The Journal of Bone and Joint Surgery (American). 2005;87:302-309.
doi:10.2106/JBJS.C.01421
© 2005 The Journal of Bone and Joint Surgery, Inc.
Treatment of Malunion and Nonunion at the Site of an Ankle Fusion with the Ilizarov Apparatus
Dimitris Katsenis, MD1,
Anil Bhave, PT1,
Dror Paley, MD1 and
John E. Herzenberg, MD1
1 International Center for Limb Lengthening, Rubin Institute for Advanced
Orthopedics, Sinai Hospital of Baltimore, 2401 West Belvedere Avenue,
Baltimore, MD 21215. E-mail address for D. Paley:
dpaley{at}lifebridgehealth.org
Investigation performed at the International Center for Limb
Lengthening, Rubin Institute for Advanced Orthopedics, Sinai Hospital,
Baltimore, Maryland
video supplement to this article is available from the1 Video
Journal of Orthopaedics. A video clip is available at the JBJS web site,
www.jbjs.org.
The Video Journal of Orthopaedics can be contacted at (805) 962-3410,
web site:
www.vjortho.com.
The authors did not receive grants or outside funding in support of their
research or preparation of this manuscript. They did not receive payments or
other benefits or a commitment or agreement to provide such benefits from a
commercial entity. A commercial entity (Smith and Nephew) paid or directed, or
agreed to pay or direct, benefits to a research fund, foundation, educational
institution, or other charitable or nonprofit organization with which the
authors are affiliated or associated.
Background: Malunion and nonunion of an ankle fusion site are
associated with pain, osteomyelitis, limb-length discrepancy, and deformity.
The Ilizarov reconstruction has been used to treat these challenging
problems.
Methods: We reviewed the results in twenty-one ankles that had
undergone a revision of a failed fusion, with simultaneous treatment of
coexisting pathologic conditions, with use of the Ilizarov technique. Eight
patients had undergone ankle fusion only, eleven had undergone ankle and
subtalar fusion, and two had undergone pantalar fusion. Eighteen patients with
an average limb-length discrepancy of 4 cm underwent limb lengthening
simultaneously with the revision surgery. The average patient age was forty
years.
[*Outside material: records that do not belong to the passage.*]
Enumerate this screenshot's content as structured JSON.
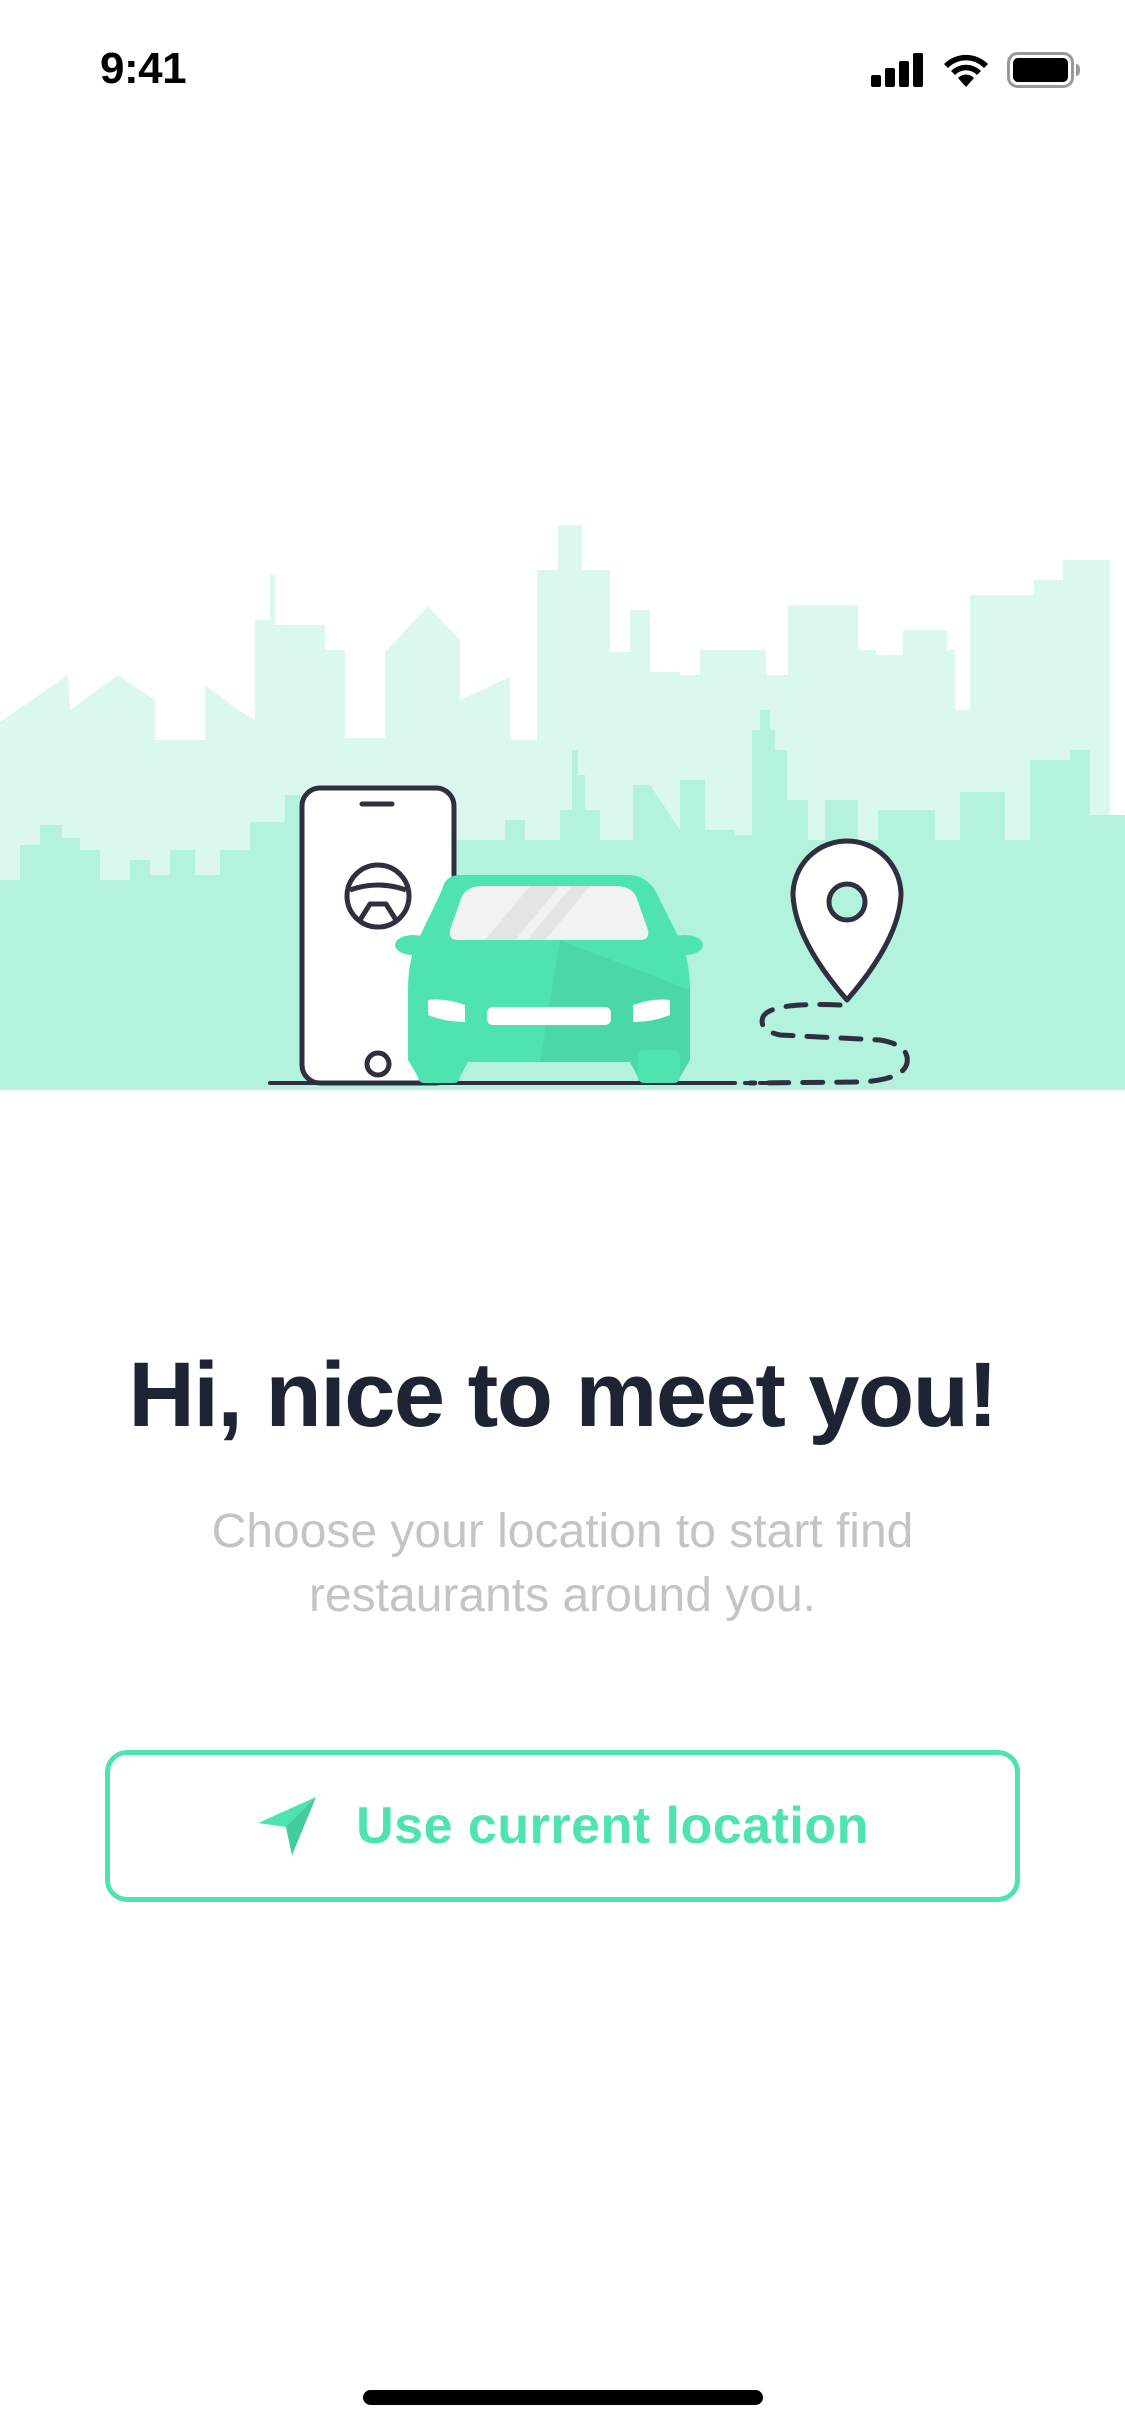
{
  "status_bar": {
    "time": "9:41",
    "icons": [
      "cellular-signal-icon",
      "wifi-icon",
      "battery-icon"
    ]
  },
  "illustration": {
    "description_icons": [
      "city-skyline",
      "phone-with-steering-wheel-icon",
      "car-icon",
      "map-pin-icon",
      "dashed-route"
    ]
  },
  "onboarding": {
    "headline": "Hi, nice to meet you!",
    "subtitle": "Choose your location to start find restaurants around you.",
    "button_label": "Use current location",
    "button_icon": "navigation-arrow-icon"
  },
  "colors": {
    "accent": "#4fe3b0",
    "headline": "#1e2434",
    "subtitle": "#c4c4c7",
    "skyline_light": "#dbf8ee",
    "skyline_mid": "#b3f2dc",
    "car": "#4fe3b0",
    "outline": "#2f2f3f"
  }
}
Indications for treatment were malunion (eleven patients), aseptic
nonunion (eight patients), and infected nonunion (two patients). Clinical,
subjective, objective, gait, and radiographic analyses were performed after an
average duration of follow-up of 83.4 months.
Results: Solid union was achieved in all ankles. The functional
result was excellent for fifteen patients, good for three, fair for two, and
poor for one. The bone result was excellent for ten ankles, good for nine,
fair for one, and poor for one. All eighteen patients who underwent gait
analysis had a heel-to-toe progression gait, and twelve achieved normal
walking velocity with their shoes on. A plantigrade foot was achieved in each
case, and only two patients had >5° of residual deformity. During the
Ilizarov treatment, forty-one minor complications (treated conservatively) and
twenty major complications (treated surgically) occurred. After removal of the
circular frame, seven other complications, which required four additional
operations, occurred.
Conclusions: In patients with a failed ankle fusion, infection,
limb-length discrepancy, and foot deformity can be addressed simultaneously
with use of the Ilizarov apparatus to achieve a solid union and a plantigrade
foot, usually with a clinically satisfactory result.
Level of Evidence: Therapeutic Level IV. See Instructions
to Authors for a complete description of levels of evidence.